Q&A / 

How To Install a Trench Drain

DEAR TIM: I've got a severe erosion problem where storm water runs off my driveway. The water is creating an ugly ditch. What's a great way to collect this water and stop the erosion. Whatever I do it needs to withstand the weight of a car or light truck as it's possible that tires could drive over this area. What's to stop the erosion from happening further away from the current location? Nina N., Cary, NC

DEAR NINA: I've solved problems like yours at customers' houses and even my own home. I'll never forget the first trench drain I created about thirty-five years ago at the second home I owned. I formed and poured the actual drain using concrete. I obtained the top cast-steel grates from a metal salvage yard. Fortunately there are modern plastic and composite products that allow you to install a trench drain in hours, not days like it took me!

This trench drain will collect water that’s rushing off the driveway. More concrete needs to be added between the drain body and the wood form. Photo Credit: Tim Carter

This trench drain will collect water that’s rushing off the driveway. More concrete needs to be added between the drain body and the wood form. Photo Credit: Tim Carter

My college geology degree helps shed an interesting perspective on the overland flow of water. That's what's happening in your yard. I feel you need to really understand the mechanics of the water moving so you can permanently fix your problem. Currently, you're on track to make your own miniature Grand Canyon!

When it rains hard, the water flowing on hard surfaces like driveways, patios and sidewalks can't soak into the soil. As more water falls and moves across the hard pavements, it accumulates more potential energy.

Remember when you were in your high school or college physics class and the teacher put that really easy formula up on the blackboard (yes, we used to have black chalkboards!)? It was Force = mass X acceleration.

Translated to English, this means that the water's ability to erode gets greater as more water crosses your driveway faster. If you have a steep driveway and it's really raining hard, the force of the water leaving the driveway might be able to move rocks as big as basketballs. I recently watched a video of flash flood water out west moving a boulder the size of a small car down a pretty flat stream!

The first thing you need to study is where the water leaves the driveway. Does the water flow evenly across the entire driveway as it hits the soil, or does it get concentrated, because of the shape of the driveway, to a small area near the driveway?

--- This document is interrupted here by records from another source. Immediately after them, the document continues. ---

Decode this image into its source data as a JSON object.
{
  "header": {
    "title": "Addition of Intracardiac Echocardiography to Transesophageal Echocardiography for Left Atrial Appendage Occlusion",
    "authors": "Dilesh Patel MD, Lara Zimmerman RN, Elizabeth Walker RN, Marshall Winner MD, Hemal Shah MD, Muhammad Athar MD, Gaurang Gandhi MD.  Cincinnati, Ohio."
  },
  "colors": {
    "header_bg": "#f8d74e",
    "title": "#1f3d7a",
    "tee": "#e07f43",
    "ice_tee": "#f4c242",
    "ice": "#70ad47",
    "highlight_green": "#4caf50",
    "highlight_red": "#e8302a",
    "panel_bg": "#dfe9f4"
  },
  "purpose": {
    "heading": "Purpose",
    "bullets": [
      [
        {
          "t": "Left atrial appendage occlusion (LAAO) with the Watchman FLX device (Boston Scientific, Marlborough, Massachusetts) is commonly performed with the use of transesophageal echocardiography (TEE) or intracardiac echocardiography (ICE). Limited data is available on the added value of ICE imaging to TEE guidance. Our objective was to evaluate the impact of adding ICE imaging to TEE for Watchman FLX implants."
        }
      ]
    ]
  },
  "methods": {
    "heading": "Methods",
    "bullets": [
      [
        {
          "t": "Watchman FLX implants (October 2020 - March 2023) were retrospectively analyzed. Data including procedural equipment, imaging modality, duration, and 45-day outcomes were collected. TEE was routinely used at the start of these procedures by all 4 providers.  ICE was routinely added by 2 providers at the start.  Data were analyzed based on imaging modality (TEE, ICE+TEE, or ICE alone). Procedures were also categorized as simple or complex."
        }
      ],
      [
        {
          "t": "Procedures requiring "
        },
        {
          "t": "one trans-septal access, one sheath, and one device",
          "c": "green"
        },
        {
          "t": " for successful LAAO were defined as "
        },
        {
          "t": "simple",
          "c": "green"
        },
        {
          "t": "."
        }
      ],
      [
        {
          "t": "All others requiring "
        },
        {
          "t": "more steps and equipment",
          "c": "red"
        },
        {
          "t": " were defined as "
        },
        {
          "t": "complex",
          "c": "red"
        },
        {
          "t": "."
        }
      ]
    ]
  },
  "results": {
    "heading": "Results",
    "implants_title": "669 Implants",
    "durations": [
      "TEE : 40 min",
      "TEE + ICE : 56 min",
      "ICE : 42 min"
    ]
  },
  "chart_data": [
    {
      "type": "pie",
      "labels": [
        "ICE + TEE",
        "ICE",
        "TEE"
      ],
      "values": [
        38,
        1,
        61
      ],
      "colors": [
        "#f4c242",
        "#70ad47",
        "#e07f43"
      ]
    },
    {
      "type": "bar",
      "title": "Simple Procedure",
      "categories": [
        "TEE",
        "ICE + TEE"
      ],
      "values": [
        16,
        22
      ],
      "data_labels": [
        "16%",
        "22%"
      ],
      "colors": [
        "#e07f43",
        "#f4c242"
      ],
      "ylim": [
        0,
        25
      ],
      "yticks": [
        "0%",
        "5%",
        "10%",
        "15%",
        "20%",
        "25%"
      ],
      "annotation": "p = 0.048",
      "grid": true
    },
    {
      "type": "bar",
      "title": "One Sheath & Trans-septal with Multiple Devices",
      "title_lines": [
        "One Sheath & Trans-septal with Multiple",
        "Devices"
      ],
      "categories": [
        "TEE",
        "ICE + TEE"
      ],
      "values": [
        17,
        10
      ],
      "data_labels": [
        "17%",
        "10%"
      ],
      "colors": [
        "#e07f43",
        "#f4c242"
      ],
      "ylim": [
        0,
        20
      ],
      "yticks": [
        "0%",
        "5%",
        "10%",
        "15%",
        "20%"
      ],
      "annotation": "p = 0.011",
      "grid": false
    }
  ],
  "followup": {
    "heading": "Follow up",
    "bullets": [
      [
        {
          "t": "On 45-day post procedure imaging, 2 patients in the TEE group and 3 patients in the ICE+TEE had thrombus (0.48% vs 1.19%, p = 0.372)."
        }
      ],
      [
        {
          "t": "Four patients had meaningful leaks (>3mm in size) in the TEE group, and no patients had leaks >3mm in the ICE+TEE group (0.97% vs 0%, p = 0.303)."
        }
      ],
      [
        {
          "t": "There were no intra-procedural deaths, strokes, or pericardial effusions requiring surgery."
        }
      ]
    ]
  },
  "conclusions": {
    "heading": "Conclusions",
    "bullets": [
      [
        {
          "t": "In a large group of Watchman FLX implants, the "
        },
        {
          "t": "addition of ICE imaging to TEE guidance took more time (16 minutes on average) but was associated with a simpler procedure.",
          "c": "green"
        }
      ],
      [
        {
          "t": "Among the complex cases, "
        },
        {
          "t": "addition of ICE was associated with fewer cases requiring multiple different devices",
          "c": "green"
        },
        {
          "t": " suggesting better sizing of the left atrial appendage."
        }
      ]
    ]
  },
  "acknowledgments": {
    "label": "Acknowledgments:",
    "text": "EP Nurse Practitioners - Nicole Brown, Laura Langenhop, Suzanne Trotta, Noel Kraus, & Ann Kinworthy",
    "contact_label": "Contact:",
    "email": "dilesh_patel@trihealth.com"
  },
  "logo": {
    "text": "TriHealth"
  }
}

If the water flows across the driveway pretty evenly, then you'll want to put in a trench drain. These are long drains that may be 4, 6 or even 12 inches wide at the top and can be as long as 10, 20 or even 30 feet! They work the same way a gutter collects water at the bottom of a roof.

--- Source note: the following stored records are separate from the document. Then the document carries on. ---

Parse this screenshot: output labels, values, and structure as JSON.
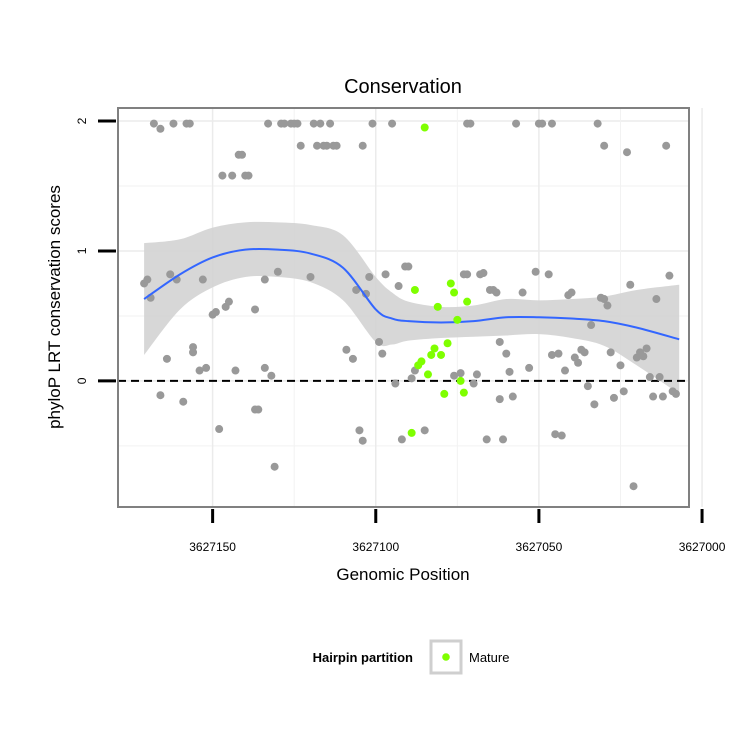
{
  "chart_data": {
    "type": "scatter",
    "title": "Conservation",
    "xlabel": "Genomic Position",
    "ylabel": "phyloP LRT conservation scores",
    "x_reversed": true,
    "xlim": [
      3627179,
      3627004
    ],
    "ylim": [
      -0.97,
      2.1
    ],
    "x_ticks": [
      3627150,
      3627100,
      3627050,
      3627000
    ],
    "x_tick_labels": [
      "3627150",
      "3627100",
      "3627050",
      "3627000"
    ],
    "y_ticks": [
      0,
      1,
      2
    ],
    "y_tick_labels": [
      "0",
      "1",
      "2"
    ],
    "reference_line": {
      "y": 0,
      "style": "dashed"
    },
    "grid": true,
    "legend": {
      "title": "Hairpin partition",
      "position": "bottom",
      "entries": [
        "Mature"
      ]
    },
    "colors": {
      "other": "#999999",
      "mature": "#7FFF00",
      "smooth": "#3366FF",
      "band": "#D3D3D3"
    },
    "series": [
      {
        "group": "other",
        "points": [
          [
            3627171,
            0.75
          ],
          [
            3627170,
            0.78
          ],
          [
            3627169,
            0.64
          ],
          [
            3627168,
            1.98
          ],
          [
            3627166,
            1.94
          ],
          [
            3627166,
            -0.11
          ],
          [
            3627164,
            0.17
          ],
          [
            3627163,
            0.82
          ],
          [
            3627162,
            1.98
          ],
          [
            3627161,
            0.78
          ],
          [
            3627159,
            -0.16
          ],
          [
            3627158,
            1.98
          ],
          [
            3627157,
            1.98
          ],
          [
            3627156,
            0.22
          ],
          [
            3627156,
            0.26
          ],
          [
            3627154,
            0.08
          ],
          [
            3627153,
            0.78
          ],
          [
            3627152,
            0.1
          ],
          [
            3627150,
            0.51
          ],
          [
            3627149,
            0.53
          ],
          [
            3627148,
            -0.37
          ],
          [
            3627147,
            1.58
          ],
          [
            3627146,
            0.57
          ],
          [
            3627145,
            0.61
          ],
          [
            3627144,
            1.58
          ],
          [
            3627143,
            0.08
          ],
          [
            3627142,
            1.74
          ],
          [
            3627141,
            1.74
          ],
          [
            3627140,
            1.58
          ],
          [
            3627139,
            1.58
          ],
          [
            3627137,
            0.55
          ],
          [
            3627137,
            -0.22
          ],
          [
            3627136,
            -0.22
          ],
          [
            3627134,
            0.78
          ],
          [
            3627134,
            0.1
          ],
          [
            3627133,
            1.98
          ],
          [
            3627132,
            0.04
          ],
          [
            3627131,
            -0.66
          ],
          [
            3627130,
            0.84
          ],
          [
            3627129,
            1.98
          ],
          [
            3627128,
            1.98
          ],
          [
            3627126,
            1.98
          ],
          [
            3627125,
            1.98
          ],
          [
            3627124,
            1.98
          ],
          [
            3627123,
            1.81
          ],
          [
            3627120,
            0.8
          ],
          [
            3627119,
            1.98
          ],
          [
            3627118,
            1.81
          ],
          [
            3627117,
            1.98
          ],
          [
            3627116,
            1.81
          ],
          [
            3627115,
            1.81
          ],
          [
            3627114,
            1.98
          ],
          [
            3627113,
            1.81
          ],
          [
            3627112,
            1.81
          ],
          [
            3627109,
            0.24
          ],
          [
            3627107,
            0.17
          ],
          [
            3627106,
            0.7
          ],
          [
            3627105,
            -0.38
          ],
          [
            3627104,
            -0.46
          ],
          [
            3627104,
            1.81
          ],
          [
            3627103,
            0.67
          ],
          [
            3627102,
            0.8
          ],
          [
            3627101,
            1.98
          ],
          [
            3627099,
            0.3
          ],
          [
            3627098,
            0.21
          ],
          [
            3627097,
            0.82
          ],
          [
            3627095,
            1.98
          ],
          [
            3627094,
            -0.02
          ],
          [
            3627093,
            0.73
          ],
          [
            3627092,
            -0.45
          ],
          [
            3627091,
            0.88
          ],
          [
            3627090,
            0.88
          ],
          [
            3627089,
            0.02
          ],
          [
            3627088,
            0.08
          ],
          [
            3627085,
            -0.38
          ],
          [
            3627076,
            0.04
          ],
          [
            3627074,
            0.06
          ],
          [
            3627073,
            0.82
          ],
          [
            3627072,
            0.82
          ],
          [
            3627072,
            1.98
          ],
          [
            3627071,
            1.98
          ],
          [
            3627070,
            -0.02
          ],
          [
            3627069,
            0.05
          ],
          [
            3627068,
            0.82
          ],
          [
            3627067,
            0.83
          ],
          [
            3627066,
            -0.45
          ],
          [
            3627065,
            0.7
          ],
          [
            3627064,
            0.7
          ],
          [
            3627063,
            0.68
          ],
          [
            3627062,
            0.3
          ],
          [
            3627062,
            -0.14
          ],
          [
            3627061,
            -0.45
          ],
          [
            3627060,
            0.21
          ],
          [
            3627059,
            0.07
          ],
          [
            3627058,
            -0.12
          ],
          [
            3627057,
            1.98
          ],
          [
            3627055,
            0.68
          ],
          [
            3627053,
            0.1
          ],
          [
            3627051,
            0.84
          ],
          [
            3627050,
            1.98
          ],
          [
            3627049,
            1.98
          ],
          [
            3627047,
            0.82
          ],
          [
            3627046,
            1.98
          ],
          [
            3627046,
            0.2
          ],
          [
            3627045,
            -0.41
          ],
          [
            3627044,
            0.21
          ],
          [
            3627043,
            -0.42
          ],
          [
            3627042,
            0.08
          ],
          [
            3627041,
            0.66
          ],
          [
            3627040,
            0.68
          ],
          [
            3627039,
            0.18
          ],
          [
            3627038,
            0.14
          ],
          [
            3627037,
            0.24
          ],
          [
            3627036,
            0.22
          ],
          [
            3627035,
            -0.04
          ],
          [
            3627034,
            0.43
          ],
          [
            3627033,
            -0.18
          ],
          [
            3627032,
            1.98
          ],
          [
            3627031,
            0.64
          ],
          [
            3627030,
            0.63
          ],
          [
            3627030,
            1.81
          ],
          [
            3627029,
            0.58
          ],
          [
            3627028,
            0.22
          ],
          [
            3627027,
            -0.13
          ],
          [
            3627025,
            0.12
          ],
          [
            3627024,
            -0.08
          ],
          [
            3627023,
            1.76
          ],
          [
            3627022,
            0.74
          ],
          [
            3627021,
            -0.81
          ],
          [
            3627020,
            0.18
          ],
          [
            3627019,
            0.22
          ],
          [
            3627018,
            0.19
          ],
          [
            3627017,
            0.25
          ],
          [
            3627016,
            0.03
          ],
          [
            3627015,
            -0.12
          ],
          [
            3627014,
            0.63
          ],
          [
            3627013,
            0.03
          ],
          [
            3627012,
            -0.12
          ],
          [
            3627011,
            1.81
          ],
          [
            3627010,
            0.81
          ],
          [
            3627009,
            -0.08
          ],
          [
            3627008,
            -0.1
          ]
        ]
      },
      {
        "group": "mature",
        "name": "Mature",
        "points": [
          [
            3627089,
            -0.4
          ],
          [
            3627088,
            0.7
          ],
          [
            3627087,
            0.12
          ],
          [
            3627086,
            0.15
          ],
          [
            3627085,
            1.95
          ],
          [
            3627084,
            0.05
          ],
          [
            3627083,
            0.2
          ],
          [
            3627082,
            0.25
          ],
          [
            3627081,
            0.57
          ],
          [
            3627080,
            0.2
          ],
          [
            3627079,
            -0.1
          ],
          [
            3627078,
            0.29
          ],
          [
            3627077,
            0.75
          ],
          [
            3627076,
            0.68
          ],
          [
            3627075,
            0.47
          ],
          [
            3627074,
            0.0
          ],
          [
            3627073,
            -0.09
          ],
          [
            3627072,
            0.61
          ]
        ]
      }
    ],
    "smooth": {
      "x": [
        3627171,
        3627160,
        3627150,
        3627140,
        3627130,
        3627120,
        3627110,
        3627100,
        3627095,
        3627090,
        3627080,
        3627070,
        3627060,
        3627050,
        3627040,
        3627030,
        3627020,
        3627007
      ],
      "y": [
        0.63,
        0.82,
        0.95,
        1.01,
        1.01,
        0.98,
        0.87,
        0.55,
        0.48,
        0.46,
        0.45,
        0.46,
        0.49,
        0.49,
        0.48,
        0.46,
        0.41,
        0.32
      ],
      "se_lower": [
        0.2,
        0.55,
        0.72,
        0.8,
        0.8,
        0.76,
        0.62,
        0.3,
        0.28,
        0.31,
        0.33,
        0.34,
        0.35,
        0.36,
        0.33,
        0.27,
        0.12,
        -0.1
      ],
      "se_upper": [
        1.06,
        1.09,
        1.18,
        1.22,
        1.22,
        1.2,
        1.12,
        0.8,
        0.68,
        0.61,
        0.57,
        0.58,
        0.63,
        0.62,
        0.63,
        0.65,
        0.7,
        0.74
      ]
    }
  }
}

If the water from your driveway is heavily concentrated to one location, you may need to install a larger rectangular or square area or field drain. These can be round, square or rectangular. You can find them as small as 1 by 1 foot, and as large as 18 inches by 30 inches or so. You size the drain to handle the flow of water in the worst storm event.

I recently installed a unique trench drain at my own home that was made from a cast polymer material. It has a strong steel grate that will take auto and light truck traffic. The top of the drain is only 5 inches across and each section of the drain is about 3-feet long. You can connect as many lengths of this drain together as you want. The system comes with end caps and outlets to fit standard-sized plastic drain pipes.

If you plan to have traffic drive over your drain, you really should install the drain on a poured concrete base. I dug a hole for my drain and made sure I had 4 inches of concrete under my drain. I placed my drain assembly in the fresh concrete so there were no voids under the drain. I then surrounded the drain with 4 inches of concrete to lock it into place. You can put more concrete around the sides if you feel it needs it.

I made sure the drain was about 1 inch lower than the outer edges of the concrete so the water would flow down into the trench drain. You don't want to make the concrete level because then the water may decide to not flow into the drain. Be sure that you have the drain low enough to capture the water.

When the water exits the trench drain through the pipe that connects to the trench drain, it will have MORE force than the water entering the drain. The trench drain and the pipe concentrate the water. Many people overlook this.

To prevent erosion where the drain pipe ends, you need to create an area of large rocks that will absorb the energy of the water and disperse this energy. As the water splashes against the rocks as it exits the pipe, the rocks act like shock absorbers.

This rock area doesn't have to look like an ugly gravel pit. Use some imagination and obtain some larger decorative rocks to create a nice hardscape feature in your yard. Keep in mind you want the rocks in this area to be different sizes and shapes so the water energy is spread out. This allows the water to get into the top soil and soak naturally back into the ground like it used to before your home and driveway existed.